Title

 

Authors

C. Lanni, E. Mura

Department of Drug Sciences, Centre of Excellence in Applied Biology, University of Pavia

 

Abstract

Beta-amyloid (Ab) is considered one of the main pathogenetic factors of Alzheimer’s Disease (AD). Although the direct and indirect neurotoxic activity of Abare unchallenged, recent findings suggest that the peptide may have different biological roles. The idea is that Aβ may be important in normal brain functioning, regulating signalling between cells and signal transduction within a cell. When exceeding certain concentrations, as it happens during the disease, the peptide may lose these regulatory activities and become neurotoxic. Indeed the peptide exerts synaptic activities altering the control of the release of various neurotransmitters through actions played both at presynaptic receptors and on transduction pathways. Low amounts of soluble Ab, not only may disrupt synaptic terminal function at molecular level, but also deregulate pathways involved in cell cycle control and repair after cell damage and thus may contribute to AD pathogenesis leading to dysfunctional neurons.
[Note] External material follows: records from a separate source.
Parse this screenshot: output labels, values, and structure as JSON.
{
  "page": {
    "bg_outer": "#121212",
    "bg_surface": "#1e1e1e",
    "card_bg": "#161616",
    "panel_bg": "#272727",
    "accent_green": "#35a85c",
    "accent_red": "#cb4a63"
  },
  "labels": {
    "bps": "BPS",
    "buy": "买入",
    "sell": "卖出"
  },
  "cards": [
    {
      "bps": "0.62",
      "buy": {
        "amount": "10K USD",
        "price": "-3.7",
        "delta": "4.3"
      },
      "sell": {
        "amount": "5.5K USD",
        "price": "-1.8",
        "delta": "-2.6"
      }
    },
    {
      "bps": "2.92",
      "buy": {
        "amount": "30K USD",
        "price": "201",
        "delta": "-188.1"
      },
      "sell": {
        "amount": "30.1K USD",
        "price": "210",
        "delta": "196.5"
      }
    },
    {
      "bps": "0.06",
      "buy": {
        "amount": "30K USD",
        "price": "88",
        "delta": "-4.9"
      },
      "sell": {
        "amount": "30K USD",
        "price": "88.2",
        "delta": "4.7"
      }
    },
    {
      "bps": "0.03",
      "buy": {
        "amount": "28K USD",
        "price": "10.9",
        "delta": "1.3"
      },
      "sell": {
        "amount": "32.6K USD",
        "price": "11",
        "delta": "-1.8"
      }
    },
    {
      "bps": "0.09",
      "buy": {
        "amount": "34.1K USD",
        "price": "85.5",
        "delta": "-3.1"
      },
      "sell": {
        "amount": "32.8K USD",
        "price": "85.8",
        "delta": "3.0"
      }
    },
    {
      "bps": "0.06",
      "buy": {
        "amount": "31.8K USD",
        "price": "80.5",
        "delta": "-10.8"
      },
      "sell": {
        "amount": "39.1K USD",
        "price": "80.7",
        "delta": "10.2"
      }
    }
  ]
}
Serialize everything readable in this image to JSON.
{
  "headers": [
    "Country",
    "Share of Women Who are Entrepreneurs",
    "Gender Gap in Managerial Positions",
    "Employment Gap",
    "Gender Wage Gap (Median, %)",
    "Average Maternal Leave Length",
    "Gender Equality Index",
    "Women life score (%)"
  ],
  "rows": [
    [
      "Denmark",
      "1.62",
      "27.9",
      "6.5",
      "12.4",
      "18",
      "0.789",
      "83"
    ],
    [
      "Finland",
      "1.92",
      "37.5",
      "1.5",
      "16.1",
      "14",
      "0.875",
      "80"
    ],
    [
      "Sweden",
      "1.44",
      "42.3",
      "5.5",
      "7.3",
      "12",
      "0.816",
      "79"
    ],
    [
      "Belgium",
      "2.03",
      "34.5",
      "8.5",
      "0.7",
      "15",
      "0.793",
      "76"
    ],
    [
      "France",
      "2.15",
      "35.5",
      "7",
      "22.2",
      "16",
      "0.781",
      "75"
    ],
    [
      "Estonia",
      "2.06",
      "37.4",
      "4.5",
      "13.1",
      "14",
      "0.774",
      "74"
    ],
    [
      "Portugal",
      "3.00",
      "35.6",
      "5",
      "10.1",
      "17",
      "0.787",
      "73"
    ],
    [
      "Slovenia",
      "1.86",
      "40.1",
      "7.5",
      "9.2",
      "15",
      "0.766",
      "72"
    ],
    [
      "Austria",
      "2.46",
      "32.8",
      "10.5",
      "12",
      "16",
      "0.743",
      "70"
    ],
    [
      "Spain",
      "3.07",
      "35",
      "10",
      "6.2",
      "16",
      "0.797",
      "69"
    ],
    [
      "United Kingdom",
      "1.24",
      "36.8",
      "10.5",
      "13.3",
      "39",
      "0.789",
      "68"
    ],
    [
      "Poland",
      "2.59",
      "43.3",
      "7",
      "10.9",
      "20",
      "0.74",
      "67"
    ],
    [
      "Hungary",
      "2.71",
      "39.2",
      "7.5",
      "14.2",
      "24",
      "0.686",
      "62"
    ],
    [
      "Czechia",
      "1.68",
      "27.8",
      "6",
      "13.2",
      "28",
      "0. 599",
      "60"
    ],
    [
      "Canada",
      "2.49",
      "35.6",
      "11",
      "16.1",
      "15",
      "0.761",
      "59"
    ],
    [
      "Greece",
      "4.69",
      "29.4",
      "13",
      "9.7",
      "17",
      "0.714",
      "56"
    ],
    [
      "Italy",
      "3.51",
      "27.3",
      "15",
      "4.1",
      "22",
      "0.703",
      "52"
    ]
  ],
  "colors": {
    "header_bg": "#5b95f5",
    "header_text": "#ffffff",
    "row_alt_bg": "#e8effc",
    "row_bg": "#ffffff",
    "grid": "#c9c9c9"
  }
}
Whether the above mentioned effects are exerted on all the neurons, on the entire neuron, or separately at neuronal soma and terminals of different neuronal populations has to be established as well as the threshold concentrations responsible for each of these actions before toxicity happens. These roles of the peptide should be further explored since they may be at borderline between physiology and pathology. A more detailed characterization of the isoforms of the peptide responsible for these effects, of the time scale and of the involved cellular targets is important to better understand the prodromic stages of the disease and to develop more specific therapeutic strategies.